Pricing and Availability
ADG-1 pre-orders (at the introductory price of $349) are currently closed, the first units should ship in November.
Limited Production Orders E.T.A December 2020. If you’re interested, sign up on the website for further news.
If you need a BBD delay and can’t afford to wait for the ADG-1, a readily available alternative could be the Eventide Rose, a unique analog-digital hybrid that offers a modern take on the classic BBD delay (see our Eventide Rose review).
A Short Q&A With “Hawker” of Asheville Music Tools
We asked “Hawker” a few questions about the ADG-1 and his new company. Here below, you can read his answers.
– How does your ADG-1 stand in comparison with some other classic BBD delays of the past?

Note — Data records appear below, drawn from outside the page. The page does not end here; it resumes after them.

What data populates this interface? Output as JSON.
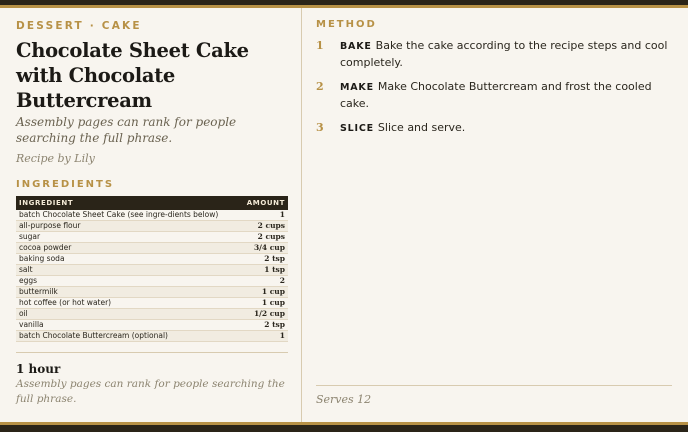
{
  "card": {
    "kicker": "DESSERT · CAKE",
    "title": "Chocolate Sheet Cake with Chocolate Buttercream",
    "subtitle": "Assembly pages can rank for people searching the full phrase.",
    "author": "Recipe by Lily"
  },
  "ingredients": {
    "label": "INGREDIENTS",
    "headers": {
      "ingredient": "INGREDIENT",
      "amount": "AMOUNT"
    },
    "rows": [
      {
        "name": "batch Chocolate Sheet Cake (see ingre-dients below)",
        "amount": "1"
      },
      {
        "name": "all-purpose flour",
        "amount": "2 cups"
      },
      {
        "name": "sugar",
        "amount": "2 cups"
      },
      {
        "name": "cocoa powder",
        "amount": "3/4 cup"
      },
      {
        "name": "baking soda",
        "amount": "2 tsp"
      },
      {
        "name": "salt",
        "amount": "1 tsp"
      },
      {
        "name": "eggs",
        "amount": "2"
      },
      {
        "name": "buttermilk",
        "amount": "1 cup"
      },
      {
        "name": "hot coffee (or hot water)",
        "amount": "1 cup"
      },
      {
        "name": "oil",
        "amount": "1/2 cup"
      },
      {
        "name": "vanilla",
        "amount": "2 tsp"
      },
      {
        "name": "batch Chocolate Buttercream (optional)",
        "amount": "1"
      }
    ]
  },
  "time": {
    "value": "1 hour",
    "note": "Assembly pages can rank for people searching the full phrase."
  },
  "method": {
    "label": "METHOD",
    "steps": [
      {
        "num": "1",
        "verb": "BAKE",
        "text": "Bake the cake according to the recipe steps and cool completely."
      },
      {
        "num": "2",
        "verb": "MAKE",
        "text": "Make Chocolate Buttercream and frost the cooled cake."
      },
      {
        "num": "3",
        "verb": "SLICE",
        "text": "Slice and serve."
      }
    ]
  },
  "serves": "Serves 12",
  "colors": {
    "accent": "#b79146",
    "dark": "#2a2418",
    "paper": "#f8f5ef"
  }
}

“Hawker”: “ADG-1 is a 100% analog delay. We use the higher voltages (+15V) of more studio-grade delays and use the MN300x studio chipsets rather than the more guitar-based MN320x based chipset. I am using XVive, which are modern reproductions of the old Panasonic BBDs (the ones used in the Moogerfooger delay – Editor’s note) delay designs as dealing with parts that are 20 years old is a pain in the neck to get quality.

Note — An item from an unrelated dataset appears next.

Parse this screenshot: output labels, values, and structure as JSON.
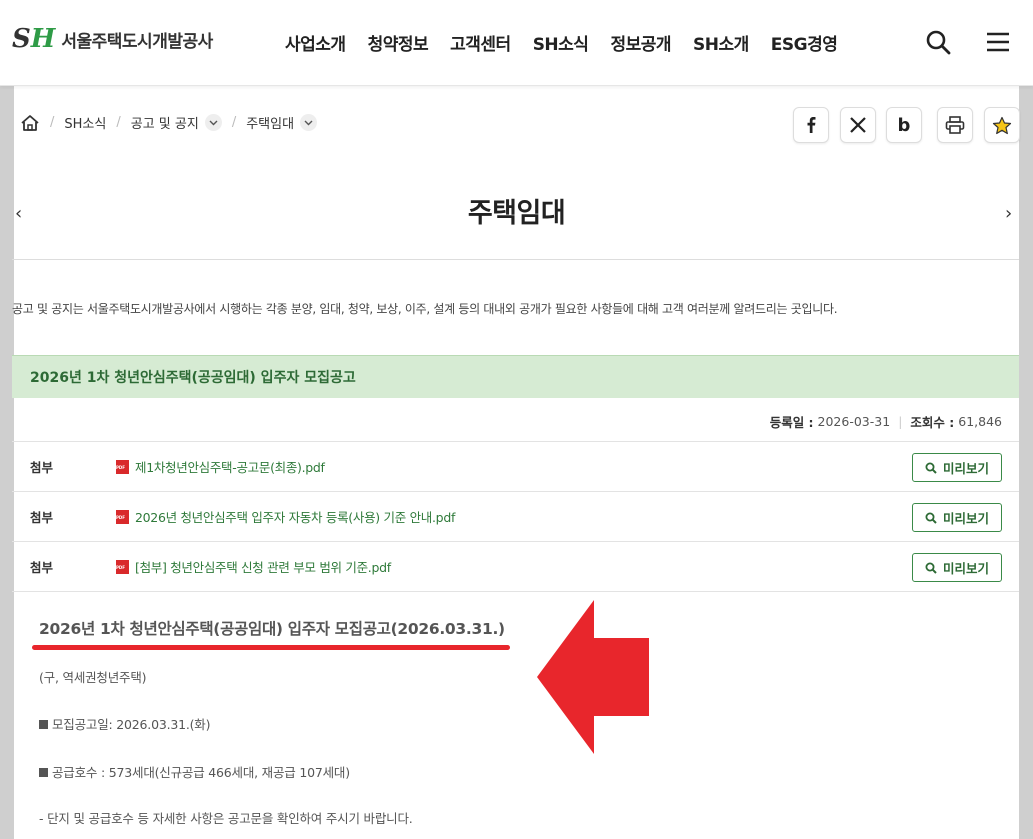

The XiVive BBDS are very close to the Panasonic but do behave slightly different. They are a bit less noisy, more dynamic range, more neutral sounding and their frequency response do not change the same as Panasonic over the entire clock sweep.
It uses a Guitar style compandor, 5th order discrete transistor filters, paired with much newer higher performance op amps in both the audio chain and control voltage chain than I have ever used before. We use extensive voltage control and VCA/VCOs for nearly every stage for more control of functions. We’re also using a new high power BBD driver that performs superior to other BBD driver designs of the past, and this gives a tight, consistent sound with fewer artifacts and much better sounding delay repeat trails.
Being 100% analog, it is very responsive and gives true fractional delay, unlike some competitors that use larger digital steps to control. It does, however, means we could not provide features that require digital like Tap Tempo as analog math is complex and expensive over digital.”
– Synth players love stereo pedals. Are you planning something with a full stereo signal path?
“Hawker”: “This is something I am considering as there is a great demand. I have some ideas for ways to do stereo mono with some flexible configurations depending on how the user sets up the sound. However, I am not sure that people understand that a stereo analog delay is basically twice the parts of a mono delay and so the price point may not be one people are willing to pay for.”
– There’s certainly no shortage of quality effect makers on the market. What’s the added value that Asheville Music Tools can offer?
“Hawker”: “AMT has a long experience in design, design for manufacturability, reliability and complete designs. I have been designing professional music products for musicians, studio, broadcast and movie industry for nearly 30 years doing delay products back to the 1990s for the motion picture industry for movement simulation. And that experience and knowledge give us a huge leg up. We are not afraid to take on the complexity required to provide the features and sonic touches that many designers are unwilling or unable to get to. There are just over 450 parts in an Analoger ADG-1, and this is a level of complexity beyond what most can do.”